For last week's project, I decided a large front casting deck would be nice addition.  I started out with a 1/2" plywood core, laid it on the bow and traced the basic hull shape.  After cutting it out, I set it back on the boat and shaped it to the hull exactly.   Next, I rounded the edges so the glass would lay nicely over the edges.  Then I began the lay up of the edges that would eventually compose the sides of the deck, and would be the attaching point for the deck to the hull with rivets.

Several layers of cloth and mat later, it was ready for gelcoat.  I painted the whoel deck in white gelcoat.  I would prefer an off-white or tan for reducing glare, but style won out today.  It had to match the white hull!  A final coat of white gelcoat with non-skid grit mixed in gave the deck some traction.  

Here's the final product.  I fished it Saturday AM, and it is sweet!  I'm already planning a rear deck project to match.  

I took several pics during the build, but the disc I had them on won't read now. 


























-Brian


----------



## Gramps (Nov 1, 2007)

Very nice Brian! What did you use for the non-skid? Thanks for the inspiration.


----------



## B.Lee (Apr 29, 2008)

Thanks Gramps. For the non-skid I used a non-skid grit material from West Marine, kind of like a real fine sand. In the past I've used clean beach sand and it worked just as good.

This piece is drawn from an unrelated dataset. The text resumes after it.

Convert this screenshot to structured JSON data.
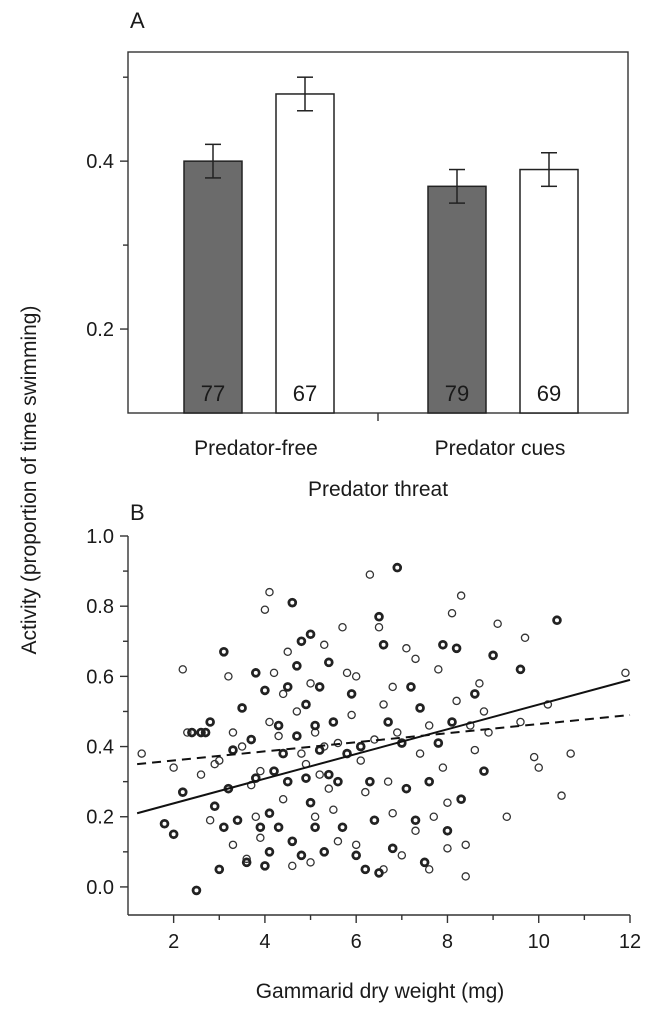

Just mix it into your paint, gelcoat, or whatever, until you get the desired amount of grip.

-Brian


----------



## backwaterbandits (Dec 15, 2006)

Really nice job...Looks good!


----------



## Un-shore (Sep 27, 2007)

Fiberglass meets aluminum? Lordy! What is this world coming too? 

Seriously, looks great! What do you guess it adds in weight? I've been thinking about adding a deck like this to my 14' fiberglass skiff.


----------



## HaMm3r (Dec 11, 2006)

Looks super...really professional.  Nice job!


----------



## B.Lee (Apr 29, 2008)

Thanks for the repies guys.

Un-shore, I'd guess it added about 20-25 lbs. The plywood I used was a couple years old, so it was good and dry, probably saved a few lbs there.

T\One of the best things about this addition was the way it stiffened the whole boat up. It took most of the flex out of the front of the boat, and teh additonal weight really helps in a light chop. It's like a whole new boat!

I'm considering building the rear deck out of foam core, I'll be sure to take good pics of that project.


----------